For decades—before the biotechnological revolution and the rise of therapeutic proteins—FDA drug reviewers focused primarily on small-molecule drugs. Aspirin, for example, contains only nine carbon atoms, whereas the modern protein product bevacizumab contains well over 6,000 carbon atoms. In general, proteins also contain sulfur atoms (bevacizumab has 44!), and biochemists have long known that sulfur-containing molecules are prone to undergo reactions related to the presence of unstable oxygen and other atoms in our environment. (Proteins are not the only molecules that undergo such oxidative reactions. The rusting of iron tools and statues, where iron atoms interact with oxygen atoms in the air and water, is also oxidative.) In some instances, oxidized proteins can be damaged in various ways, which could in turn trigger an unwanted immune response in patients. This feature is a unique concern with therapeutic proteins.
Recently, biochemists have begun to investigate the exact locations of oxidative reactions within large intact protein molecules. Laboratory researchers in OBP, for example, have published important new information (see References) concerning protein carbonylation, which entails the addition of a single atom of oxygen, originating from the environment, to discrete carbon atoms (rather than sulfur atoms) within protein molecules. Although protein carbonylation has been recognized within the context of disease and age-related conditions, its occurrence during the manufacture, storage, use, and transport of therapeutic proteins is a relatively new area of study. For pharmaceutical quality scientists, key issues include: understanding the different tendencies of various protein products to undergo oxidative carbonylation; identifying the role that containers and chemicals that contact proteins may have in these reactions; and discovering reliable methods for specifically and consistently detecting and controlling carbonylation.
To detect protein carbonylation, the OBP team has refined an antibody-binding assay that takes advantage of the reactivity of the “carbonyl group,” which is the name given to the carbon- and oxygen-atom grouping that occurs upon protein carbonylation. Carbonyl groups that form in proteins can make the entire protein molecule less stable and lead to damage after degradation or aggregation. By exposing the carbonyl groups that are formed in proteins to a laboratory reagent known as DNPH, the OBP team found that different proteins undergo carbonylation at different levels and at specific sites. The rate and site of carbonylation can depend on temperature, time, and other variables, such as the presence of small amounts of metals that accelerate protein oxidation reactions. The laboratory also investigated the tendency for certain additives in drug formulations to start or speed up these reactions. The methods developed by the team allow many samples, under a variety of conditions, to be studied in a short period of time. Moreover, the method is sensitive enough to detect as little as a single carbonylation modification within a large protein molecule.

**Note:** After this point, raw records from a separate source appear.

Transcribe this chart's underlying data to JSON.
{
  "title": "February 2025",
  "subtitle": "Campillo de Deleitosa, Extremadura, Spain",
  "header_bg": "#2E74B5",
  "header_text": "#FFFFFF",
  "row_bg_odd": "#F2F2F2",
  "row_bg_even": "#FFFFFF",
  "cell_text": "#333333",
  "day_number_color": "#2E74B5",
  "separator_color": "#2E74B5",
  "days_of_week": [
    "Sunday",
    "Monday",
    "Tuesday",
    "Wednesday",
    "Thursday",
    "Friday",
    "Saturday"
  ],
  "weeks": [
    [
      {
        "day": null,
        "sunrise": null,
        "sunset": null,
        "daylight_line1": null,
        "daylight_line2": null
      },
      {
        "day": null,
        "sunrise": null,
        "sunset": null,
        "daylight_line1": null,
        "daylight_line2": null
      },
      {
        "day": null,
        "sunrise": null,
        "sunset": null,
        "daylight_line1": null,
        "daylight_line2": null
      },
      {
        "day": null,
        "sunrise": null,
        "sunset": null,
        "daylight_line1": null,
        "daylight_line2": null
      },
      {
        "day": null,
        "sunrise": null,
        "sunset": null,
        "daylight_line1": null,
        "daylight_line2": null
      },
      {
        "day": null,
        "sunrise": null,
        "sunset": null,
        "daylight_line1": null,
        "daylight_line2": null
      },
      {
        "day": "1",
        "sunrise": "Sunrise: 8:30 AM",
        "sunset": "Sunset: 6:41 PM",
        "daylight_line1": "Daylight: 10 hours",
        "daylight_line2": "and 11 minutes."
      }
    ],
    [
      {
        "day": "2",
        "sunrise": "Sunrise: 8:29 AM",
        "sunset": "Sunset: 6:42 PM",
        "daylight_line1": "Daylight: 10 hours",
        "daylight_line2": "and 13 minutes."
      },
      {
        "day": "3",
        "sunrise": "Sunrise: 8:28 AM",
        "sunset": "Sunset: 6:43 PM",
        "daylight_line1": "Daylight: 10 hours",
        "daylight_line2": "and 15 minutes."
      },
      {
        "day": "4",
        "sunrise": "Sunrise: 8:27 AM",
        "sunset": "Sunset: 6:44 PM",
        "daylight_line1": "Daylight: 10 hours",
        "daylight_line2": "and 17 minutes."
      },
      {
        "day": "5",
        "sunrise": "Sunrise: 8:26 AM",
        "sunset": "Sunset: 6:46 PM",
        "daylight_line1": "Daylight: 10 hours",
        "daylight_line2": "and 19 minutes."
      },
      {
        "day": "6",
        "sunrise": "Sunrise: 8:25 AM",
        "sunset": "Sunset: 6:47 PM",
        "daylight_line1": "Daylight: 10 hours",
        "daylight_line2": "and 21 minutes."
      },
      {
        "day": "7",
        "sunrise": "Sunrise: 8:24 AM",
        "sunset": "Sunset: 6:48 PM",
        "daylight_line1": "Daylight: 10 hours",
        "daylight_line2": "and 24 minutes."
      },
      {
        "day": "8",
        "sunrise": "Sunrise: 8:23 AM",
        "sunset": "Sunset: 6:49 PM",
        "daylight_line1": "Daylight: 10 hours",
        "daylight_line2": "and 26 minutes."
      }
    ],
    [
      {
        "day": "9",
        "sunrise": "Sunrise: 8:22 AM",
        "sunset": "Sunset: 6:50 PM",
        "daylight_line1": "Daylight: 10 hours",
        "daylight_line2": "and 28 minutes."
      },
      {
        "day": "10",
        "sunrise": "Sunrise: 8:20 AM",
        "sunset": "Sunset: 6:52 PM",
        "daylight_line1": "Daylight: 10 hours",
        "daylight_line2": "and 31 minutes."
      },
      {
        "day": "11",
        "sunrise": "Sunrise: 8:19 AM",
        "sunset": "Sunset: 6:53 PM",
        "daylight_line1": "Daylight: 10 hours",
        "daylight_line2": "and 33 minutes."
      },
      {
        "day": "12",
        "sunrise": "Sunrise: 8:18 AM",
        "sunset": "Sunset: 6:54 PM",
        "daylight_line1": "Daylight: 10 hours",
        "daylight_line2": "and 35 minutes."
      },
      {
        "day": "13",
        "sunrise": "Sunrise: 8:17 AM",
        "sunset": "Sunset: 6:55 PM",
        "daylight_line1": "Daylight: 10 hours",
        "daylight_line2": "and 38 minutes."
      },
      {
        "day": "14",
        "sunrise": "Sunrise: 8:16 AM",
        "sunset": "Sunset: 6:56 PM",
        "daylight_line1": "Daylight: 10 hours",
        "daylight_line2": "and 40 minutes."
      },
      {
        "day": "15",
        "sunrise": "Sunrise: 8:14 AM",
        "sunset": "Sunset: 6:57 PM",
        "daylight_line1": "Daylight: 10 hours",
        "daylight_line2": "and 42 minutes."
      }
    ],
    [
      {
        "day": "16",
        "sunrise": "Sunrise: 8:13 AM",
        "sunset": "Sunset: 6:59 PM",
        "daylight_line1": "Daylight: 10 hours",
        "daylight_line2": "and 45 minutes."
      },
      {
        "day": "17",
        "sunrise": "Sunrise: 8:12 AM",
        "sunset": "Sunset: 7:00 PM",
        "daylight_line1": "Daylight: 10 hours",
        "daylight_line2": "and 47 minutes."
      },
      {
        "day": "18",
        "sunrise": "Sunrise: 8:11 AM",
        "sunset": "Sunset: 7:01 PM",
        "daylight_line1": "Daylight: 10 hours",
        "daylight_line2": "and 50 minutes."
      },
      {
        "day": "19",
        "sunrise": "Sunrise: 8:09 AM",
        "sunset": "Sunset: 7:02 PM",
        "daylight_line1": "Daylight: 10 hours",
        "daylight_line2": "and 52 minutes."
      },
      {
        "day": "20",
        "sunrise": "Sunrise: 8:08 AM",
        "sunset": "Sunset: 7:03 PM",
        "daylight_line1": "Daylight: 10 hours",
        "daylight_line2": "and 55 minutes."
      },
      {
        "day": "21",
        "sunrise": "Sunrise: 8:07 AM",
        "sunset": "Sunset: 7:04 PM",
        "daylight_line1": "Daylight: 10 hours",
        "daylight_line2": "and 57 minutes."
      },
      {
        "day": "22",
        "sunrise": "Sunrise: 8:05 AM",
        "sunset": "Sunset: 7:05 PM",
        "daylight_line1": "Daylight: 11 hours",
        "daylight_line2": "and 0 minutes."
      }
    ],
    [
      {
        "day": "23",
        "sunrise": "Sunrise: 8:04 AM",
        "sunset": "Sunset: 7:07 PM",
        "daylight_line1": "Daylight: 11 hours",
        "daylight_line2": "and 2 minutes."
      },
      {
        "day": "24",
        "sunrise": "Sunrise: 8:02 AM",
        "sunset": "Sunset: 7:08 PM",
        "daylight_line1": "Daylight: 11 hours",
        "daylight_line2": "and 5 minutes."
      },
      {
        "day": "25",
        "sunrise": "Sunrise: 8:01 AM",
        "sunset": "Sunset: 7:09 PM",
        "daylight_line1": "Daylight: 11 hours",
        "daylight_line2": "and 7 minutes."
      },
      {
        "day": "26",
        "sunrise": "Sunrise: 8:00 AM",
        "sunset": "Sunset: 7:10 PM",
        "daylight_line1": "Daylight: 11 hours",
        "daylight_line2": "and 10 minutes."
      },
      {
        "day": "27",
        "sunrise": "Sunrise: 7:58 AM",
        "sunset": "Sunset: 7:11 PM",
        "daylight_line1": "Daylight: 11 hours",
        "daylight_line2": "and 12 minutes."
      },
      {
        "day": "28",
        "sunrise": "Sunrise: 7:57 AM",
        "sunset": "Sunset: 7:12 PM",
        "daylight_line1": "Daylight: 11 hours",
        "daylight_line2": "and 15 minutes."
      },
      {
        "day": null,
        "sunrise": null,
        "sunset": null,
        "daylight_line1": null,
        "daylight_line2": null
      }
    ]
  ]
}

The findings of the OBP team may help protein drug developers produce therapeutic proteins under optimized manufacturing conditions, potentially with structural alterations or by adding stabilizing additives that could prevent harmful carbonylation reactions. More stable protein drugs could offer a longer shelf life, reduced risk of quality problems, and more predictable clinical performance. Understanding reactions such as protein carbonylation may result in improved versions of current drugs or new drugs with superior stability, purity, and potency. Above all, the goal is to have safe and effective high-quality protein products available for patients.
Uehara, H and Rao, VA. Metal-meditated protein oxidation: applications of a modified ELISA-based carbonyl detection assay for complex proteins. Pharm Res (2015) 32:691-701.
Kryndushkin, D, Wu, WW, Venna, R, Norcross, MA, Shen, RF, and Rao, VA. Complex nature of protein carbonylation specificity after metal-catalyzed oxidation. Pharm Res (2017) 34:765-779.
Rao, VA. Perspectives on engineering biobetter therapeutic proteins with greater stability in inflammatory environments. In Biobetters (eds A Rosenberg and B Demeule) Springer 2015.